January 26, 2020
I haven't posted anything on this project for a while as I was busy with other things. But I have recently had occasion to revisit and I have made some progress in understanding how best to use this device. The kind of testing I had been doing was either 1) looking at copious output on the serial monitor upon egress/ingress detection on the bench or 2) installing and simply using the device to count egress and ingress transits reported via LoRaWAN. The trouble is that things mostly work in mode 2) but when they didn't I couldn't really diagnose the problem.
For this round of tests, I mounted the device on the entrance way between our Hall and Dining Room where I work in such a way that I could maintain the serial tether to the laptop and record the details of the sensor device while I walked under the PeopleCounter. I streamed object temperature, object temperature theshold, and ingress and egress counts at rates from 10 - 80 Hz, captured the data from the serial monitor and plotted the data in a spreadsheet. This is a typical result:
The way the PeopleCounter works is that the sensors detect when a warm human crosses their line of sight, the time difference in the detection determines the direction of the transit. Simple. The sensors allow a threshold to be specified so that an interrupt is generated upon crossing the threshold, either upward or downward crossing. I have been using about 200 counts as an upper threshold to detect people crossing at a distance of ~1 - 2 foot from the sensors (where the head and shoulders are, more or less, when the device is mounted on an upper door jamb). The problem, as can easily be seen, is that the sensor responses drift, and if the baseline isn't corrected every so often, the drift will result in a large enough separation between the transit excursion and the threshold that it will never be crossed and the device will stop counting.

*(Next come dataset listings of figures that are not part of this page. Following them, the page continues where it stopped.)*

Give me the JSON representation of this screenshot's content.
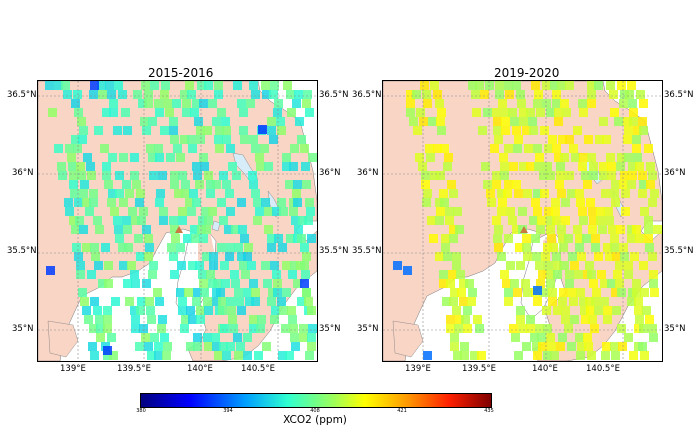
{
  "panels": [
    {
      "title": "2015-2016",
      "xticks": [
        "139°E",
        "139.5°E",
        "140°E",
        "140.5°E"
      ],
      "yticks": [
        "36.5°N",
        "36°N",
        "35.5°N",
        "35°N"
      ]
    },
    {
      "title": "2019-2020",
      "xticks": [
        "139°E",
        "139.5°E",
        "140°E",
        "140.5°E"
      ],
      "yticks": [
        "36.5°N",
        "36°N",
        "35.5°N",
        "35°N"
      ]
    }
  ],
  "colorbar": {
    "label": "XCO2 (ppm)",
    "ticks": [
      "380",
      "394",
      "408",
      "421",
      "435"
    ]
  },
  "colors": {
    "land": "#f9d5c6",
    "water": "#d6ecf8",
    "grid": "#8a8a8a",
    "volcano": "#c87a40"
  }
}
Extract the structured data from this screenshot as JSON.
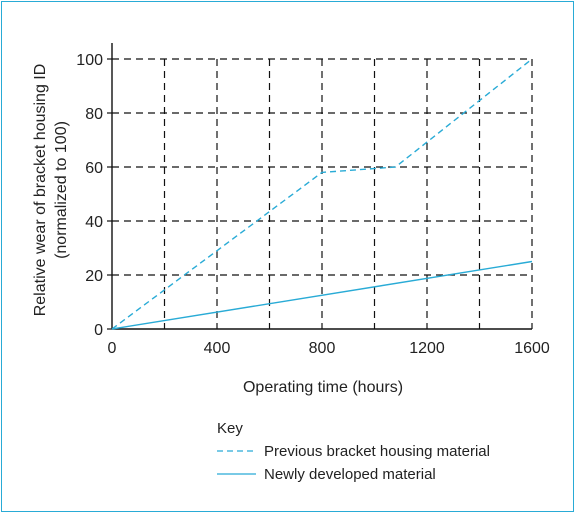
{
  "chart_data": {
    "type": "line",
    "xlabel": "Operating time (hours)",
    "ylabel_line1": "Relative wear of bracket housing ID",
    "ylabel_line2": "(normalized to 100)",
    "xlim": [
      0,
      1600
    ],
    "ylim": [
      0,
      100
    ],
    "x_ticks": [
      0,
      400,
      800,
      1200,
      1600
    ],
    "y_ticks": [
      0,
      20,
      40,
      60,
      80,
      100
    ],
    "grid_x": [
      200,
      400,
      600,
      800,
      1000,
      1200,
      1400,
      1600
    ],
    "grid_y": [
      20,
      40,
      60,
      80,
      100
    ],
    "grid": true,
    "legend_title": "Key",
    "legend_position": "bottom",
    "series": [
      {
        "name": "Previous bracket housing material",
        "style": "dashed",
        "color": "#29abd6",
        "x": [
          0,
          800,
          1080,
          1600
        ],
        "y": [
          0,
          58,
          60,
          100
        ]
      },
      {
        "name": "Newly developed material",
        "style": "solid",
        "color": "#29abd6",
        "x": [
          0,
          1600
        ],
        "y": [
          0,
          25
        ]
      }
    ]
  }
}
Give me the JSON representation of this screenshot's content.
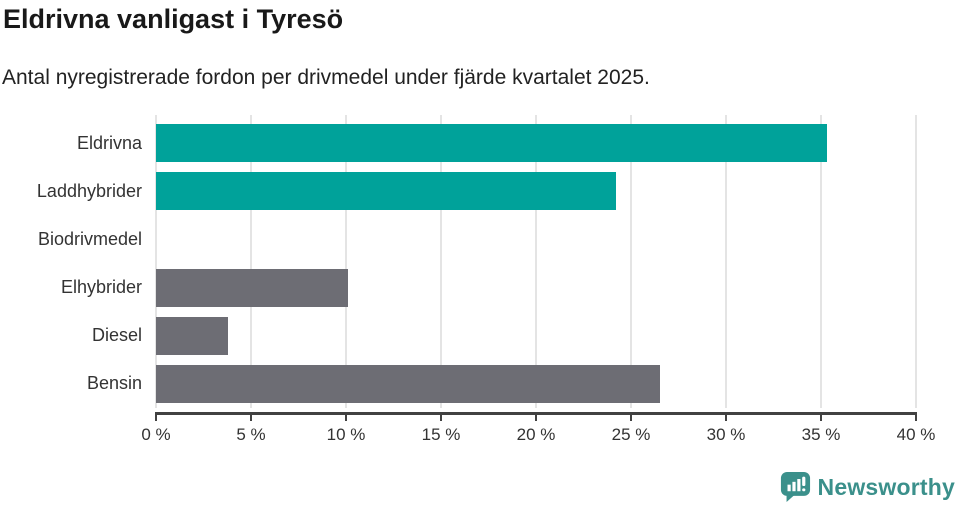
{
  "header": {
    "title": "Eldrivna vanligast i Tyresö",
    "subtitle": "Antal nyregistrerade fordon per drivmedel under fjärde kvartalet 2025."
  },
  "chart_data": {
    "type": "bar",
    "orientation": "horizontal",
    "title": "Eldrivna vanligast i Tyresö",
    "subtitle": "Antal nyregistrerade fordon per drivmedel under fjärde kvartalet 2025.",
    "categories": [
      "Eldrivna",
      "Laddhybrider",
      "Biodrivmedel",
      "Elhybrider",
      "Diesel",
      "Bensin"
    ],
    "values": [
      35.3,
      24.2,
      0,
      10.1,
      3.8,
      26.5
    ],
    "bar_colors": [
      "#00a29a",
      "#00a29a",
      "#6d6d74",
      "#6d6d74",
      "#6d6d74",
      "#6d6d74"
    ],
    "highlight_color": "#00a29a",
    "default_color": "#6d6d74",
    "xlabel": "",
    "ylabel": "",
    "xlim": [
      0,
      40
    ],
    "grid": "vertical",
    "gridline_color": "#e4e4e4",
    "axis_color": "#414141",
    "x_ticks": [
      {
        "value": 0,
        "label": "0 %"
      },
      {
        "value": 5,
        "label": "5 %"
      },
      {
        "value": 10,
        "label": "10 %"
      },
      {
        "value": 15,
        "label": "15 %"
      },
      {
        "value": 20,
        "label": "20 %"
      },
      {
        "value": 25,
        "label": "25 %"
      },
      {
        "value": 30,
        "label": "30 %"
      },
      {
        "value": 35,
        "label": "35 %"
      },
      {
        "value": 40,
        "label": "40 %"
      }
    ]
  },
  "footer": {
    "brand": "Newsworthy",
    "brand_color": "#3b908b"
  }
}
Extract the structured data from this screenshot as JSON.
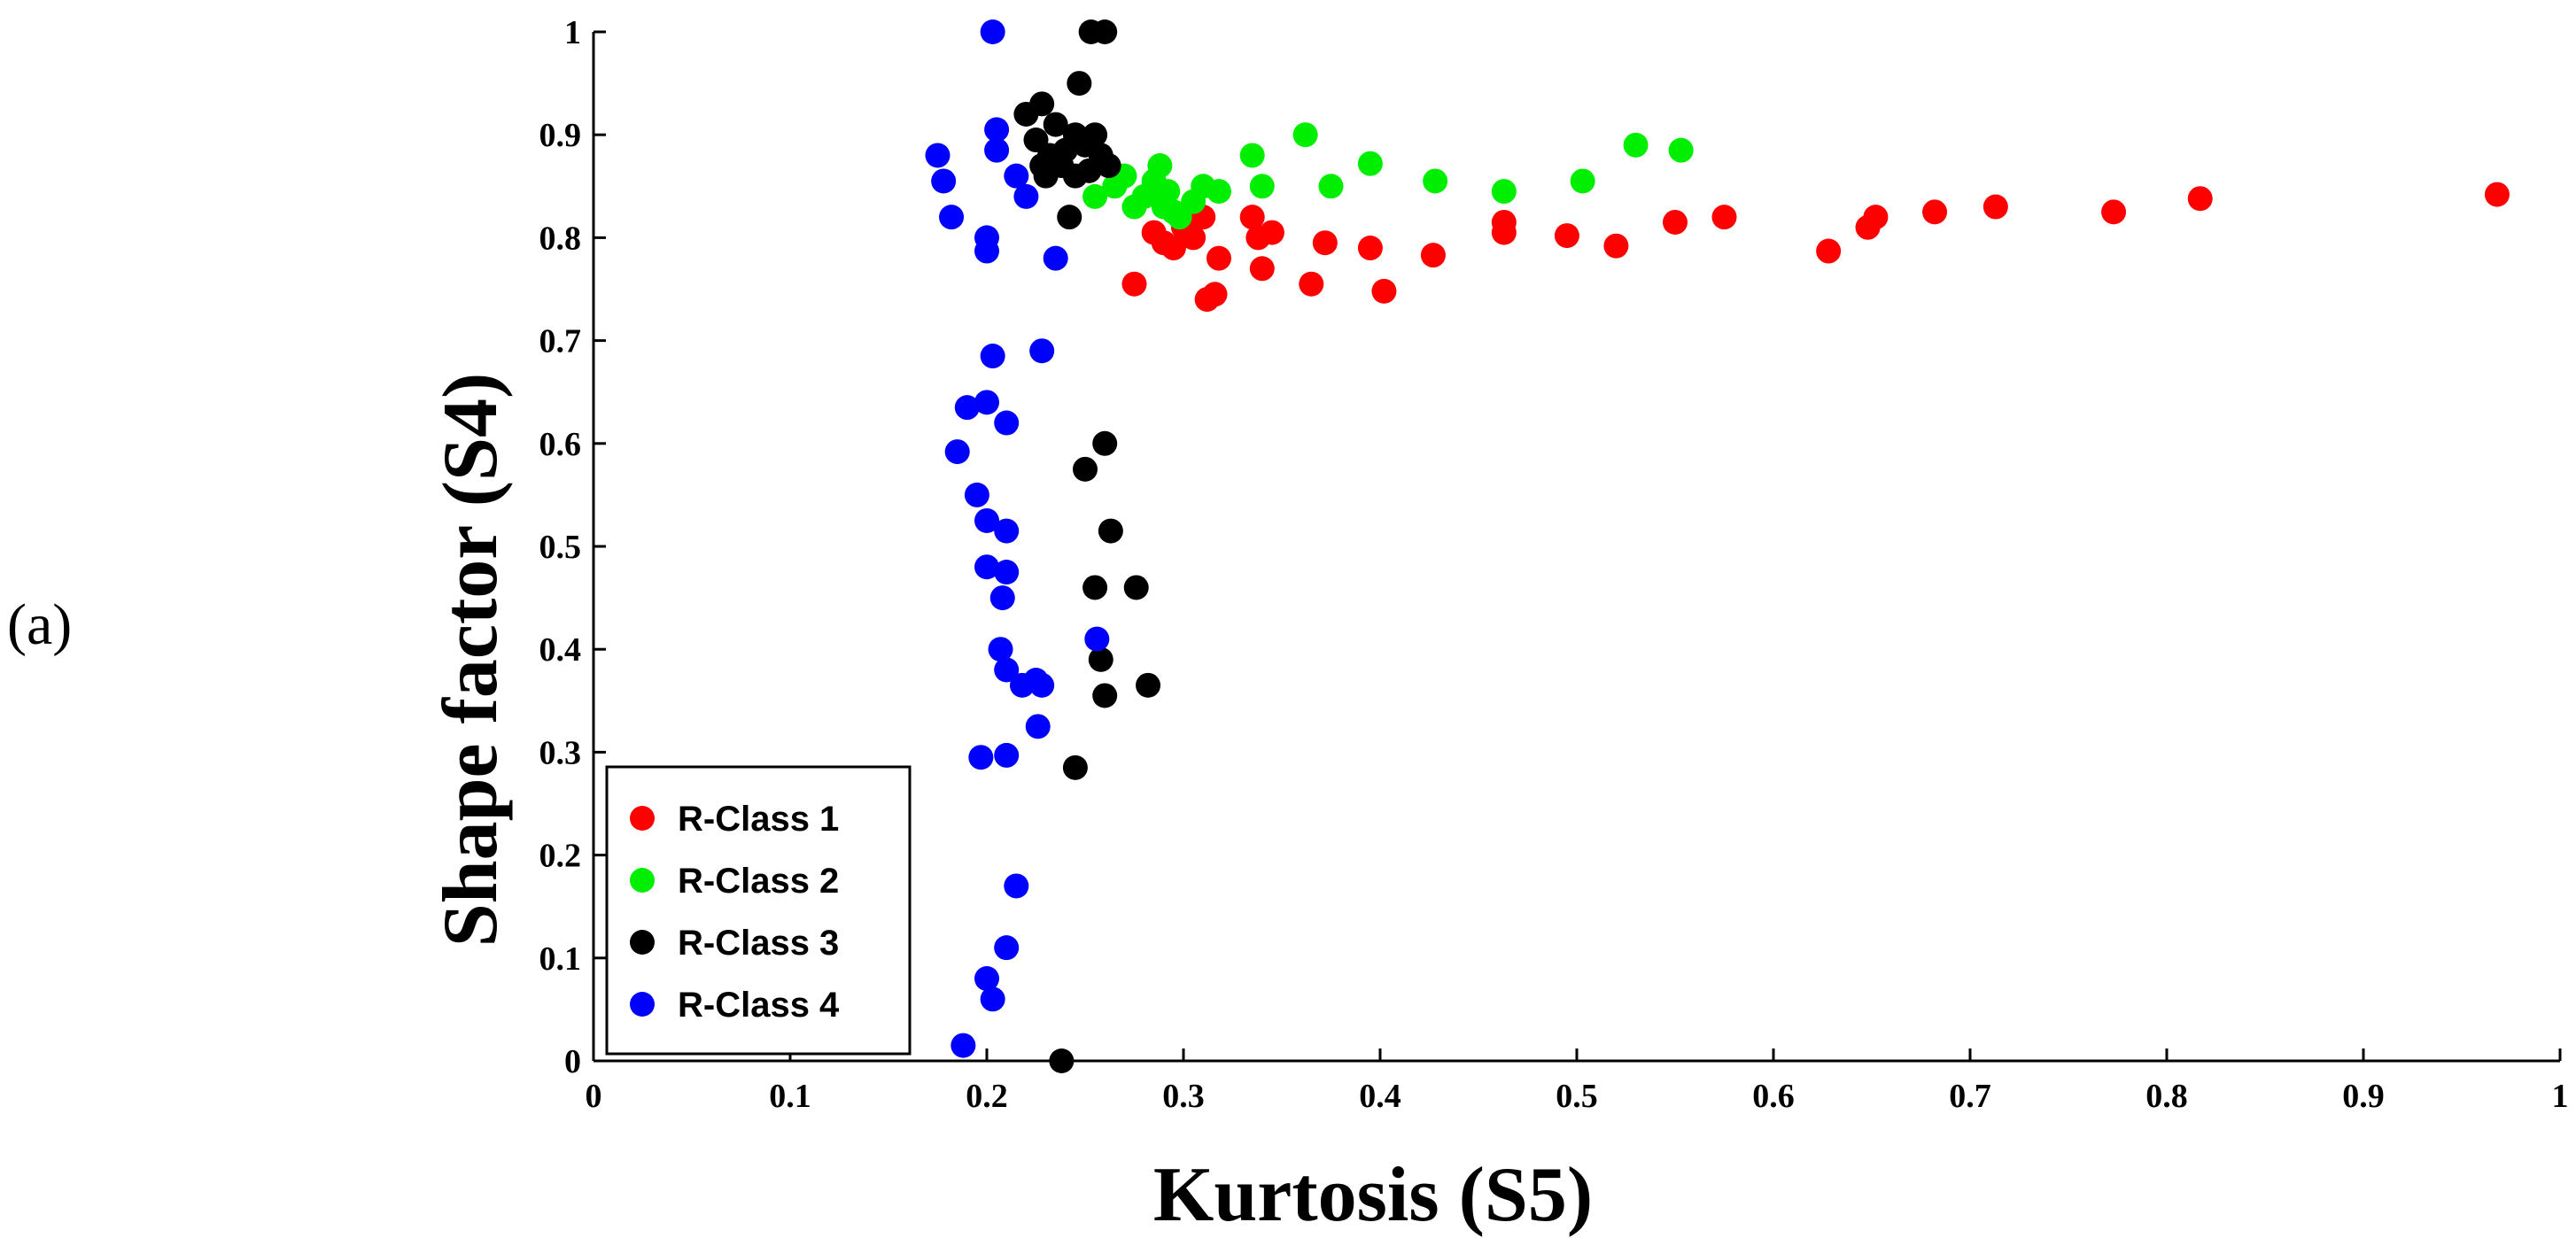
{
  "panel_label": "(a)",
  "chart_data": {
    "type": "scatter",
    "xlabel": "Kurtosis (S5)",
    "ylabel": "Shape factor (S4)",
    "xlim": [
      0,
      1
    ],
    "ylim": [
      0,
      1
    ],
    "xticks": [
      "0",
      "0.1",
      "0.2",
      "0.3",
      "0.4",
      "0.5",
      "0.6",
      "0.7",
      "0.8",
      "0.9",
      "1"
    ],
    "yticks": [
      "0",
      "0.1",
      "0.2",
      "0.3",
      "0.4",
      "0.5",
      "0.6",
      "0.7",
      "0.8",
      "0.9",
      "1"
    ],
    "grid": false,
    "legend_position": "bottom-left",
    "series": [
      {
        "name": "R-Class 1",
        "color": "#ff0000",
        "points": [
          [
            0.285,
            0.805
          ],
          [
            0.29,
            0.795
          ],
          [
            0.295,
            0.79
          ],
          [
            0.3,
            0.81
          ],
          [
            0.305,
            0.8
          ],
          [
            0.31,
            0.82
          ],
          [
            0.275,
            0.755
          ],
          [
            0.312,
            0.74
          ],
          [
            0.316,
            0.745
          ],
          [
            0.318,
            0.78
          ],
          [
            0.335,
            0.82
          ],
          [
            0.338,
            0.8
          ],
          [
            0.34,
            0.77
          ],
          [
            0.345,
            0.805
          ],
          [
            0.365,
            0.755
          ],
          [
            0.372,
            0.795
          ],
          [
            0.395,
            0.79
          ],
          [
            0.402,
            0.748
          ],
          [
            0.427,
            0.783
          ],
          [
            0.463,
            0.815
          ],
          [
            0.463,
            0.805
          ],
          [
            0.495,
            0.802
          ],
          [
            0.52,
            0.792
          ],
          [
            0.55,
            0.815
          ],
          [
            0.575,
            0.82
          ],
          [
            0.628,
            0.787
          ],
          [
            0.648,
            0.81
          ],
          [
            0.652,
            0.82
          ],
          [
            0.682,
            0.825
          ],
          [
            0.713,
            0.83
          ],
          [
            0.773,
            0.825
          ],
          [
            0.817,
            0.838
          ],
          [
            0.968,
            0.842
          ]
        ]
      },
      {
        "name": "R-Class 2",
        "color": "#00ee00",
        "points": [
          [
            0.255,
            0.84
          ],
          [
            0.265,
            0.85
          ],
          [
            0.27,
            0.86
          ],
          [
            0.275,
            0.83
          ],
          [
            0.28,
            0.84
          ],
          [
            0.285,
            0.855
          ],
          [
            0.288,
            0.87
          ],
          [
            0.29,
            0.83
          ],
          [
            0.292,
            0.845
          ],
          [
            0.295,
            0.825
          ],
          [
            0.298,
            0.82
          ],
          [
            0.305,
            0.835
          ],
          [
            0.31,
            0.85
          ],
          [
            0.318,
            0.845
          ],
          [
            0.335,
            0.88
          ],
          [
            0.34,
            0.85
          ],
          [
            0.362,
            0.9
          ],
          [
            0.375,
            0.85
          ],
          [
            0.395,
            0.872
          ],
          [
            0.428,
            0.855
          ],
          [
            0.463,
            0.845
          ],
          [
            0.503,
            0.855
          ],
          [
            0.53,
            0.89
          ],
          [
            0.553,
            0.885
          ]
        ]
      },
      {
        "name": "R-Class 3",
        "color": "#000000",
        "points": [
          [
            0.253,
            1.0
          ],
          [
            0.26,
            1.0
          ],
          [
            0.247,
            0.95
          ],
          [
            0.22,
            0.92
          ],
          [
            0.228,
            0.93
          ],
          [
            0.235,
            0.91
          ],
          [
            0.225,
            0.895
          ],
          [
            0.232,
            0.88
          ],
          [
            0.24,
            0.885
          ],
          [
            0.245,
            0.9
          ],
          [
            0.25,
            0.89
          ],
          [
            0.255,
            0.9
          ],
          [
            0.258,
            0.88
          ],
          [
            0.262,
            0.87
          ],
          [
            0.23,
            0.86
          ],
          [
            0.238,
            0.87
          ],
          [
            0.245,
            0.86
          ],
          [
            0.252,
            0.865
          ],
          [
            0.228,
            0.87
          ],
          [
            0.242,
            0.82
          ],
          [
            0.26,
            0.6
          ],
          [
            0.25,
            0.575
          ],
          [
            0.263,
            0.515
          ],
          [
            0.255,
            0.46
          ],
          [
            0.276,
            0.46
          ],
          [
            0.258,
            0.39
          ],
          [
            0.26,
            0.355
          ],
          [
            0.282,
            0.365
          ],
          [
            0.245,
            0.285
          ],
          [
            0.238,
            0.0
          ]
        ]
      },
      {
        "name": "R-Class 4",
        "color": "#0000ff",
        "points": [
          [
            0.203,
            1.0
          ],
          [
            0.205,
            0.905
          ],
          [
            0.205,
            0.885
          ],
          [
            0.215,
            0.86
          ],
          [
            0.22,
            0.84
          ],
          [
            0.175,
            0.88
          ],
          [
            0.178,
            0.855
          ],
          [
            0.182,
            0.82
          ],
          [
            0.2,
            0.8
          ],
          [
            0.2,
            0.787
          ],
          [
            0.235,
            0.78
          ],
          [
            0.203,
            0.685
          ],
          [
            0.228,
            0.69
          ],
          [
            0.19,
            0.635
          ],
          [
            0.2,
            0.64
          ],
          [
            0.21,
            0.62
          ],
          [
            0.185,
            0.592
          ],
          [
            0.195,
            0.55
          ],
          [
            0.2,
            0.525
          ],
          [
            0.21,
            0.515
          ],
          [
            0.2,
            0.48
          ],
          [
            0.21,
            0.475
          ],
          [
            0.208,
            0.45
          ],
          [
            0.256,
            0.41
          ],
          [
            0.207,
            0.4
          ],
          [
            0.21,
            0.38
          ],
          [
            0.218,
            0.365
          ],
          [
            0.225,
            0.37
          ],
          [
            0.228,
            0.365
          ],
          [
            0.226,
            0.325
          ],
          [
            0.197,
            0.295
          ],
          [
            0.21,
            0.297
          ],
          [
            0.215,
            0.17
          ],
          [
            0.21,
            0.11
          ],
          [
            0.2,
            0.08
          ],
          [
            0.203,
            0.06
          ],
          [
            0.188,
            0.015
          ]
        ]
      }
    ]
  }
}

The threshold, then, has to be reset at a fast enough rate to keep track of any baseline drift but not too fast to cause a large power drain on the battery. But there is a problem here as well. If the threshold adjustment happens to coincide with a person transiting the device (as in the fourth peak in the figure), the baseline reset can be skewed upward. So some limit needs to be applied. Threshold management turns out to be critical to obtaining accurate performance. I expected this from the start, but didn't realize how difficult it would be to find a 100% accurate solution.
The good news is that the people counter accuracy is > 90% in simple tests that I can do around the house. We are about to test it "in the field" and will have data from more realistic deployments soon. I expect to learn a lot more about how such a device might behave in less controlled environments.